The Committee discussed the importance of building relationships between community members and between community members and the police. Activities such as National Night Out help to do this, as do the community clean up events that the Community Collaboration Unit is planning.
Western and Southern Police Districts have their community meetings on the same night, which is a challenge for this area as the SWP neighborhoods are so close to the border between the districts. Ms Beverly can attend the Western District meetings and report back to the Committee if she has a ride. The Western District can provide one.
The Committee decided that the first three projects will be increasing lighting through porch lights on homes, increasing cameras in the area, and developing a HomeWatch program. All subcommittees will ultimately work on community engagement. Elizabeth can support the work of all the subcommittees where needed.
Lights: Bif Browning will lead this subcommittee
Cameras: Thomas Hams will lead this subcommittee.
The HomeWatch subcommittee and what needs to be done will be discussed at the next meeting. The neighborhood associations will need to do the initial work of getting people together and seeing if they are interested in being involved.
Organizations that need to be involved:
Rob wants to meet with and invite the major organizations and institutions involved in public safety in the area to the Committee-definitely by the third meeting. These include the Baltimore City Police Department (Southern and Western Districts), the UMB and UM BioPark police and security, the University of Maryland Medical Center security, and the B&O Railroad Museum as well as all of the neighborhood associations and other community members.

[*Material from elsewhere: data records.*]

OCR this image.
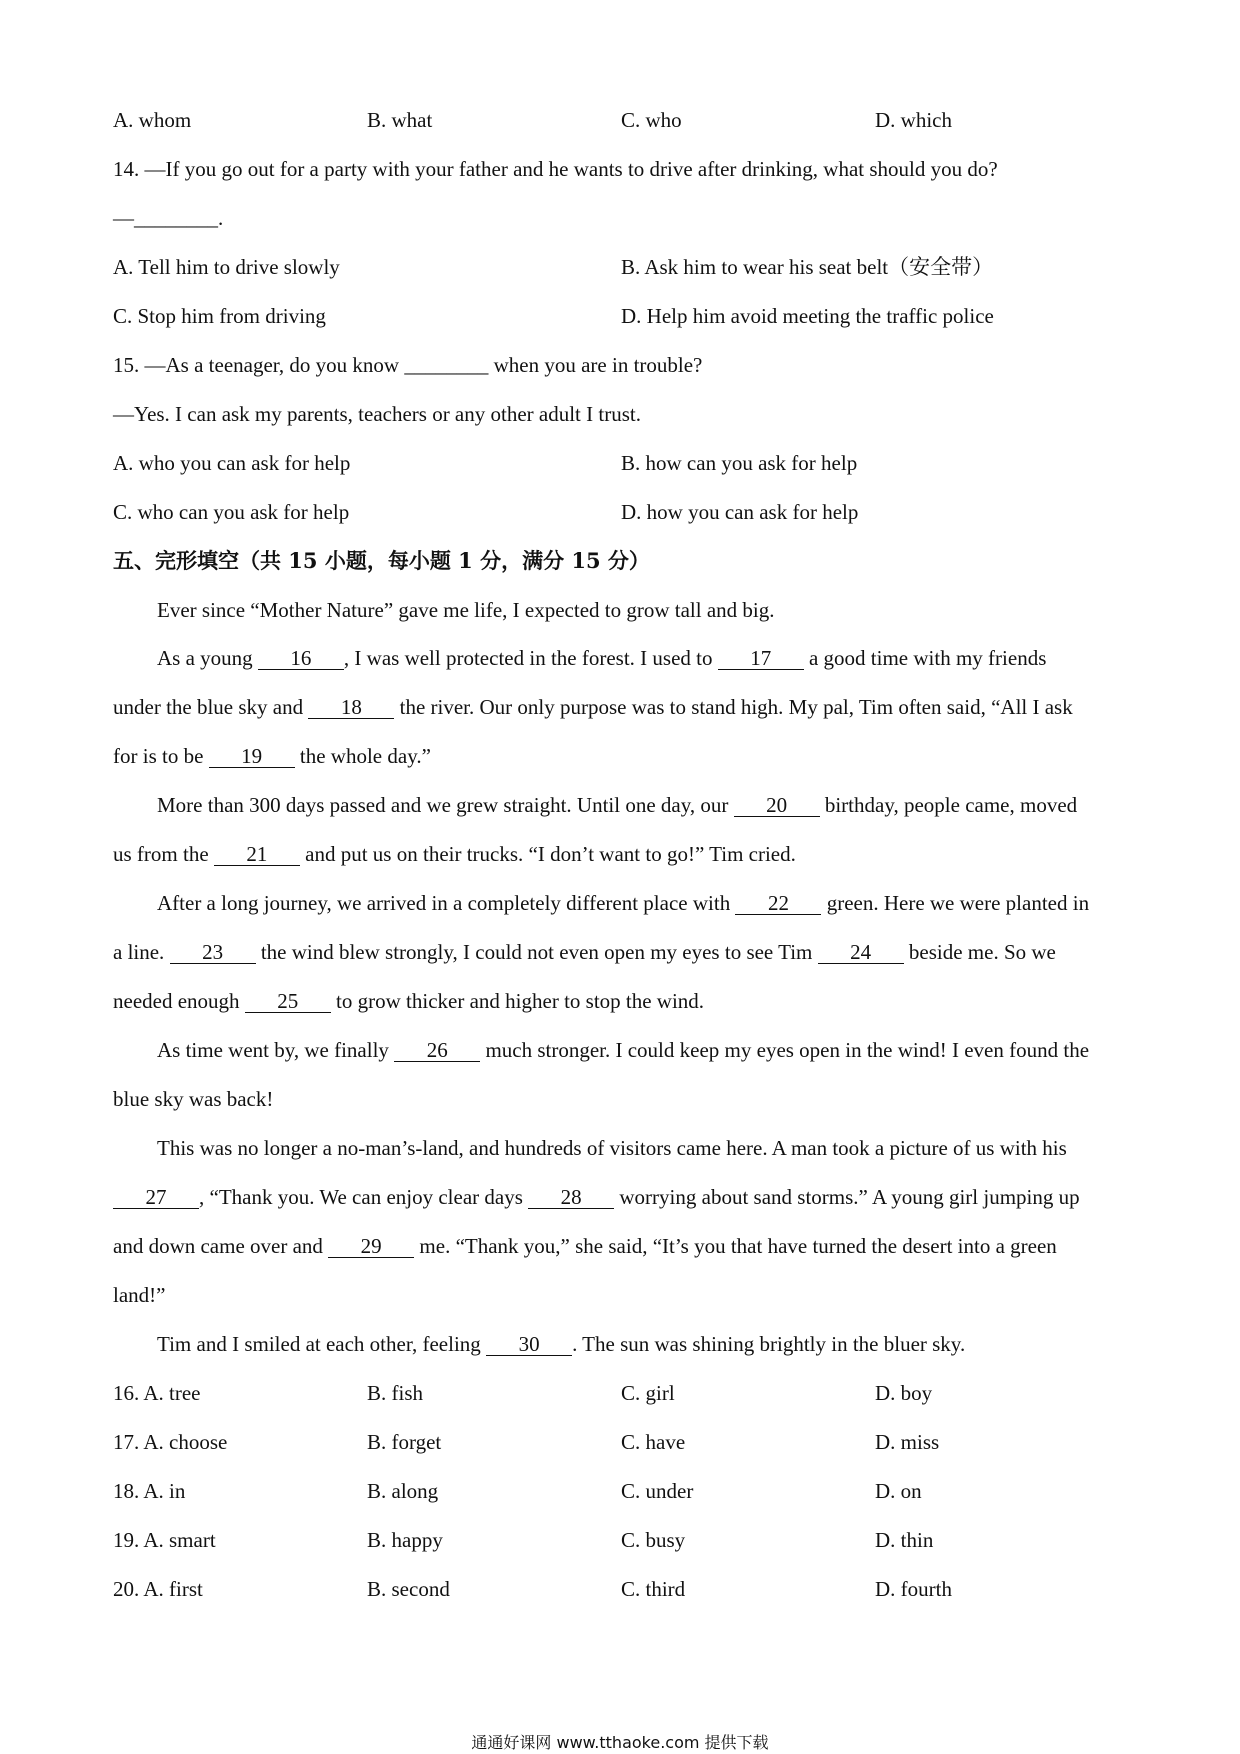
A. whom	B. what	C. who	D. which
14. —If you go out for a party with your father and he wants to drive after drinking, what should you do?
—________.
A. Tell him to drive slowly	B. Ask him to wear his seat belt（安全带）
C. Stop him from driving	D. Help him avoid meeting the traffic police
15. —As a teenager, do you know ________ when you are in trouble?
—Yes. I can ask my parents, teachers or any other adult I trust.
A. who you can ask for help	B. how can you ask for help
C. who can you ask for help	D. how you can ask for help
五、完形填空（共 15 小题，每小题 1 分，满分 15 分）
Ever since “Mother Nature” gave me life, I expected to grow tall and big.
As a young 16 , I was well protected in the forest. I used to 17 a good time with my friends
under the blue sky and 18 the river. Our only purpose was to stand high. My pal, Tim often said, “All I ask
for is to be 19 the whole day.”
More than 300 days passed and we grew straight. Until one day, our 20 birthday, people came, moved
us from the 21 and put us on their trucks. “I don’t want to go!” Tim cried.
After a long journey, we arrived in a completely different place with 22 green. Here we were planted in
a line. 23 the wind blew strongly, I could not even open my eyes to see Tim 24 beside me. So we
needed enough 25 to grow thicker and higher to stop the wind.
As time went by, we finally 26 much stronger. I could keep my eyes open in the wind! I even found the
blue sky was back!
This was no longer a no-man’s-land, and hundreds of visitors came here. A man took a picture of us with his
27 , “Thank you. We can enjoy clear days 28 worrying about sand storms.” A young girl jumping up
and down came over and 29 me. “Thank you,” she said, “It’s you that have turned the desert into a green
land!”
Tim and I smiled at each other, feeling 30 . The sun was shining brightly in the bluer sky.
16. A. tree	B. fish	C. girl	D. boy
17. A. choose	B. forget	C. have	D. miss
18. A. in	B. along	C. under	D. on
19. A. smart	B. happy	C. busy	D. thin
20. A. first	B. second	C. third	D. fourth
通通好课网 www.tthaoke.com 提供下载
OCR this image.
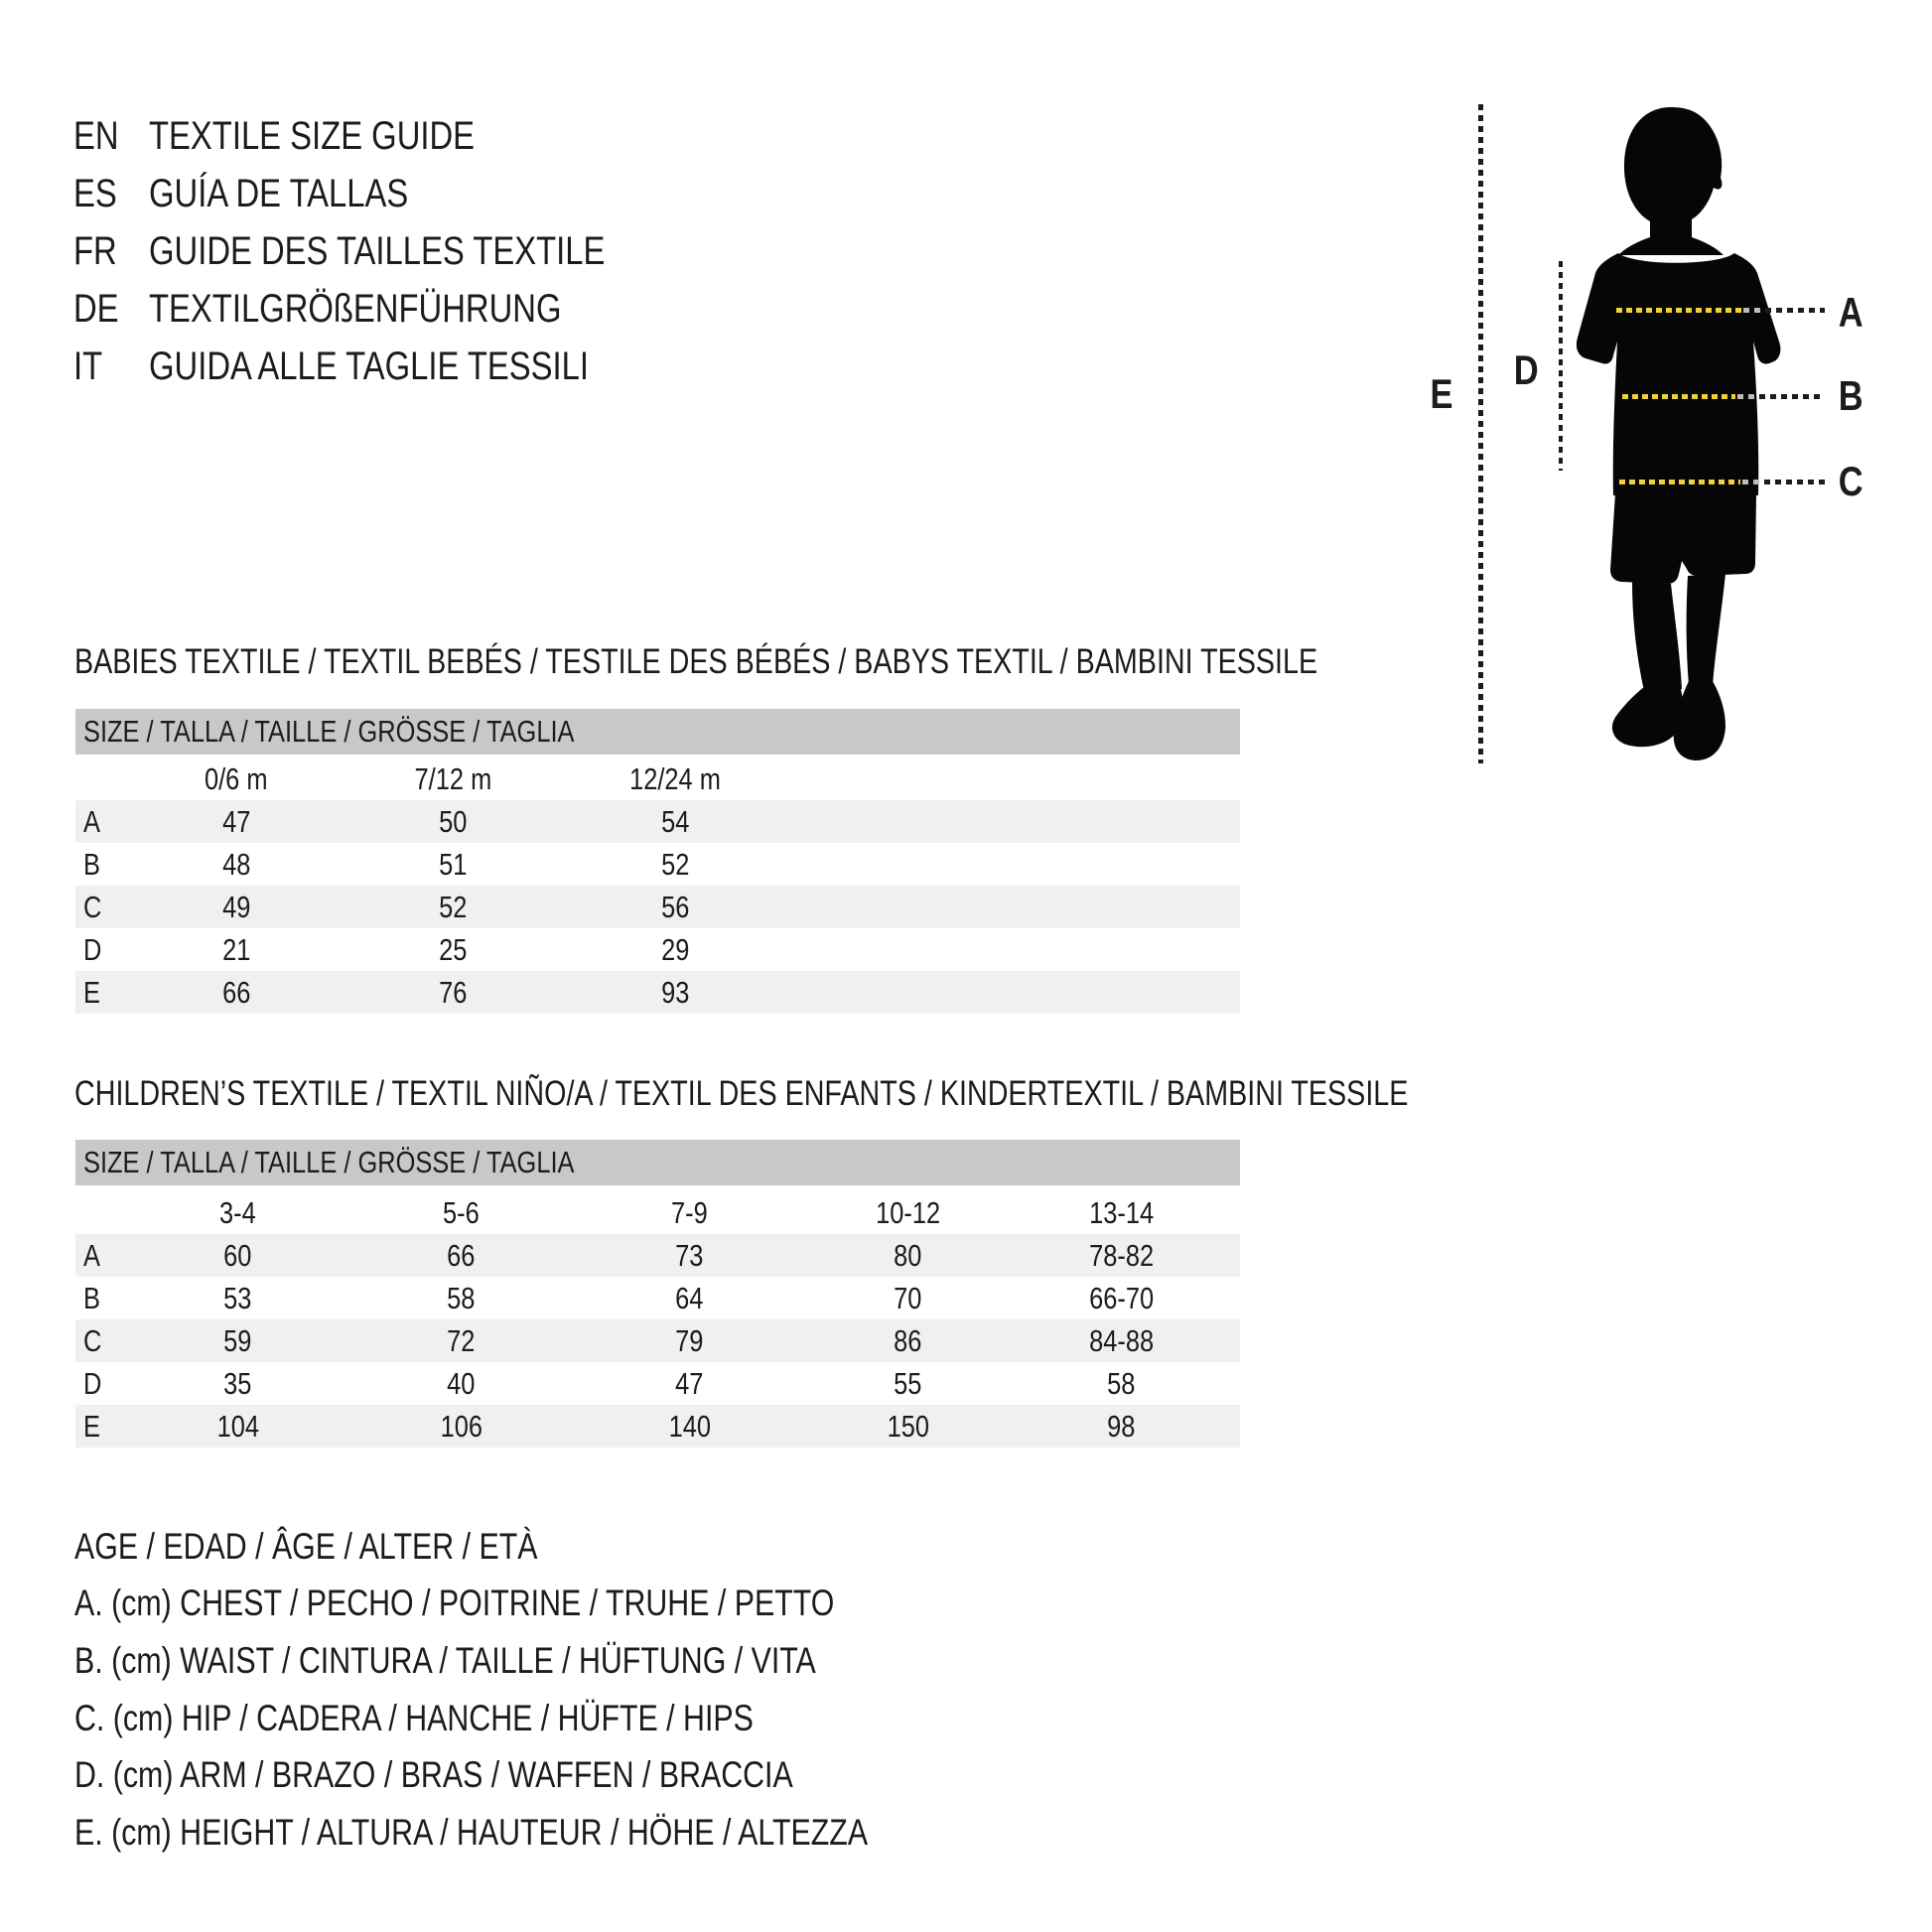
EN TEXTILE SIZE GUIDE
ES GUÍA DE TALLAS
FR GUIDE DES TAILLES TEXTILE
DE TEXTILGRÖßENFÜHRUNG
IT GUIDA ALLE TAGLIE TESSILI
E
D
A
B
C
BABIES TEXTILE / TEXTIL BEBÉS / TESTILE DES BÉBÉS / BABYS TEXTIL / BAMBINI TESSILE
SIZE / TALLA / TAILLE / GRÖSSE / TAGLIA
0/6 m	7/12 m	12/24 m
A	47	50	54
B	48	51	52
C	49	52	56
D	21	25	29
E	66	76	93
CHILDREN’S TEXTILE / TEXTIL NIÑO/A / TEXTIL DES ENFANTS / KINDERTEXTIL / BAMBINI TESSILE
SIZE / TALLA / TAILLE / GRÖSSE / TAGLIA
3-4	5-6	7-9	10-12	13-14
A	60	66	73	80	78-82
B	53	58	64	70	66-70
C	59	72	79	86	84-88
D	35	40	47	55	58
E	104	106	140	150	98
AGE / EDAD / ÂGE / ALTER / ETÀ
A. (cm) CHEST / PECHO / POITRINE / TRUHE / PETTO
B. (cm) WAIST / CINTURA / TAILLE / HÜFTUNG / VITA
C. (cm) HIP / CADERA / HANCHE / HÜFTE / HIPS
D. (cm) ARM / BRAZO / BRAS / WAFFEN / BRACCIA
E. (cm) HEIGHT / ALTURA / HAUTEUR / HÖHE / ALTEZZA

Raymond Queen, who works for the BCPD suggested reaching out to Lt Colonel Russell and looking into Federal grants for foot patrols.
Concerns were raised the UMB puts out alarmist notifications and inaccurate public safety material to students and staff, and that the notifications aren’t in real time and aren’t sent to the community as a whole.
Next Meeting: Wednesday the 24th at 7pm at the UMB Community Engagement Center (1 N. Poppleton St). The meetings will be held regularly on the fourth Wednesday of the month.